Lake in Kulu, Konya, Turkey

Lake Düden, also known as Lake Kulu, (Düden Gölü or Kulu Gölü), is a brackish water lake in Konya Province, Turkey.

Lake Düden is located northwest of Lake Tuz and 5 km east of Kulu town in Konya Province at an elevation of 950 m. It is a shallow brackish water lake covering 860 ha area. The lake is fed mainly by Kulu Creek, Değirmenözü Creek, in the west. It has no outlet. Spring waters around lake contribute also to the lake's feeding. There are nine islets inside the lake. In the south of the lake, there is a fresh water lake named "Little Lake" (Küçük Göl) surrounded by dense reeds. While the ducks generally brooding at the Little Lake in the south, the gulls and common terns prefer the islets in colonies. Lake Düden, Lake Little and their surrounding area of wetlands and steppes are declared protected area in 1992.

==Ecosystem==
- Flora
Most of the nine islets are covered by grass in the spring season. The lake is surrounded by wheat fields of dryland farming and naked steppe. In the north, there are water-meadows at some places used for cattle grazing.

- Fauna
Lake Düden is a habitat for around 40,000 waders of more than 170 species during both breeding and migration periods.
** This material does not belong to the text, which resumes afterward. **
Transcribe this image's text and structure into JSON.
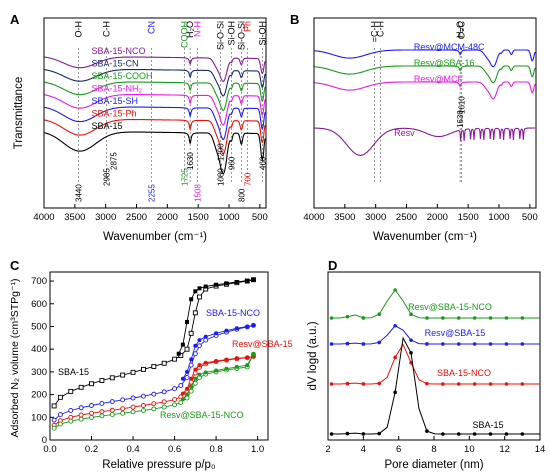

The area houses summer breeds like marbled duck, ferruginous duck, white-headed duck, avocet, greater sand plover, Mediterranean gull and gull-billed tern. Before and after breeding periods, a great number of waders are observed, including black-necked grebe, ruddy shelduck, white-headed duck, black-winged stilt, avocet and snowy plover. In the winter time, the lake freezes. However, greater white-fronted goose can be observed in great numbers. Other breeding species are Eurasian spoonbill, pratincole, slender-billed gull and black-headed gull. Lake Düden is an important breeding habitat in Turkey for the world-wide endangered species white-headed duck. Lately, flamingo colonies came to the lake.
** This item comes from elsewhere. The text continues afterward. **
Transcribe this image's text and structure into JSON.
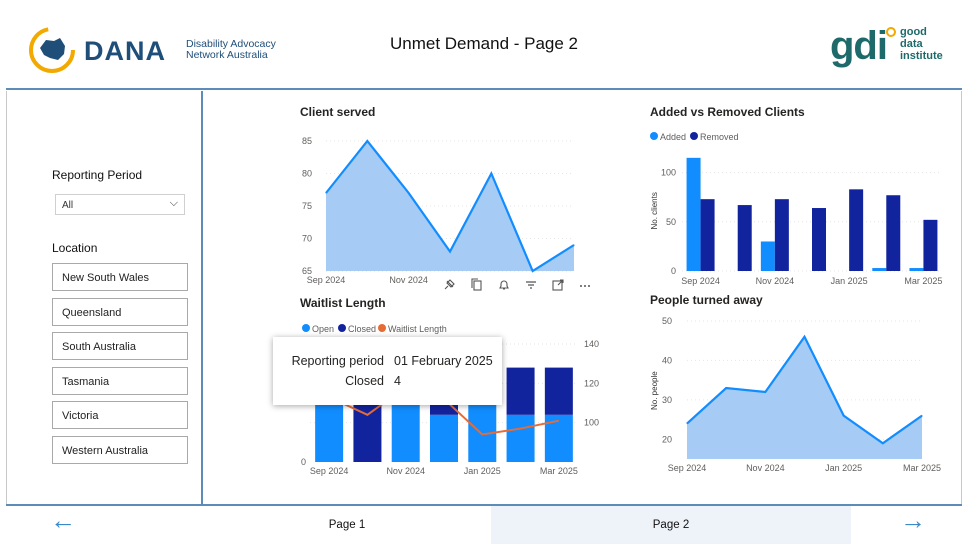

It is a popular site for birdwatchers from Ankara.

==Environmental threat==
The sinking of water level in the lake is the most important threat. The excessive consumption of groundwater and surface water in the Konya Closed Basin started to affect the lake. Despite the intensive snowfall in 2006, the lake has almost completely dried out. As a result of the sinking of water level, the islets were connected with each other, and the breeding of birds stopped. The untreated waste water of the Kulu district was dumped in the past into Kulu Creek, which feeds the lake. The plan of Kulu municipality to build roads to and around the lake, and to afforest the lake's surrounding would be a threat for the breeding birds. Another important issue is the poaching.

In 2010, the district administration undertook measures to save the lake by building a waste water treatment facility and preventing unlawful water usage from the creek.